Saturday 18 August 2012

Nails


Martin Luther crept out of his front door. He was being watched, that he knew. The Pope had spies everywhere. The eve of All Saint's Day, October 31, 1517; this would be the day that they would take notice of his fears, of his criticisms.
The ideas were set, they had been printed and were to be posted on the on the door of the Castle Church of Wittenberg, as it was done according to university custom.
His was a protest of thought, but a protest against simony and indulgences. There was no way to gain admission to heaven other than through the lord. He would show them that he was right and that their practices must end.
It was daybreak and there were a passing few in the square as he made his way with the parchment rolled up, nailsand hammer concealed in his habit.
At the door, a few watched, knowing that some priest was doing something. They were here at the turning point, of that he was sure. He could hear them breathing, their mutterings, and their discontent as he took out the hammer.

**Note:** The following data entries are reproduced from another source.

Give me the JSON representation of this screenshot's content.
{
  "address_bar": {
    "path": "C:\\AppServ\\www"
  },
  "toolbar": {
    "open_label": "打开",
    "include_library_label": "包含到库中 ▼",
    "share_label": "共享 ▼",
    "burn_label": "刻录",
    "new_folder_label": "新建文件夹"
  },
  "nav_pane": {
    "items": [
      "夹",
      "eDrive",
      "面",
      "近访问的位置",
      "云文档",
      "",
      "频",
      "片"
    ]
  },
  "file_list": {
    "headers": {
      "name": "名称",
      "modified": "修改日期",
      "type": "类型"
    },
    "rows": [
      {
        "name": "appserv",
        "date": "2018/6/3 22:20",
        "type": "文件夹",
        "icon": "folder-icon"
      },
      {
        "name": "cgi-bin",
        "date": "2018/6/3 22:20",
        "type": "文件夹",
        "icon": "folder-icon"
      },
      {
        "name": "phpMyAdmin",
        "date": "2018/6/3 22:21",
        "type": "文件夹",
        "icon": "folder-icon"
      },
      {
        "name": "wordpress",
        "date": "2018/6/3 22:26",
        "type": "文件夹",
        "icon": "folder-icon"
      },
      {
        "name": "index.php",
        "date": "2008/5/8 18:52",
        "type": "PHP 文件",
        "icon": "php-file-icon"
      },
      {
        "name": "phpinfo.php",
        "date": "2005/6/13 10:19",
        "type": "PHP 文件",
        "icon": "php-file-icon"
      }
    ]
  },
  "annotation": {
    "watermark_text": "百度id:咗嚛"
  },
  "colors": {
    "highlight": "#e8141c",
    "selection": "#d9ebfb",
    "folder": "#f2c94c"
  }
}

Then their silence as he held the first nail. Hammer poised over it.
He turned and saw their silence made flesh. Ten, maybe more, black cloaks, Dominican Friars edged towards him from the periphery of the square: appearing like shadows form the doorways, from the shadows. They were masters of concealment, masters of deceit.
They had known, he was betrayed.
Luther took the parchment in his hand and held it aloft. He would tell the people and they would tell their children and their neighbours, someone would take what he had written and read it and know he was right. The people of Wittenberg scattered, not daring to look him in the eye.
He bellowed his words.
‘I charge the church…’ his cry cut short with a twang of a crossbow. He looked down and saw the bolt protrude from his chest before he ever felt the pain. It was an explosion through his bones and sinews. He lost breath, his raised arm drooped limply to his side, the parchment fell to the floor and covered the slowly growing pool of red.
He sunk to his knees. He hadn’t realised three more had struck him. His chest, his torso pegged out in the Stations of the Cross. The dark figures continued to move closer. He tried to move his arms,his legs, to breathe, but nothing was working. He tried to speak, to say something, maybe a final word, a last plea would be carried from his dead tongue to others through a sympathiser amongst them.
He opened his mouth.
‘Nothing?’ A dark, Castilian voice came from a hood not three metres in front of him, ‘no final words heretic?’
Luther tried to communicate, tried to force his words upon those who would not hear them, but all he could speak with were his closing eyes, saddened that he had come so far and yet made so little difference. He felt his weight fall forward.
‘Burn him’ he heard as he fell, ‘and his followers. Let god sort them out.’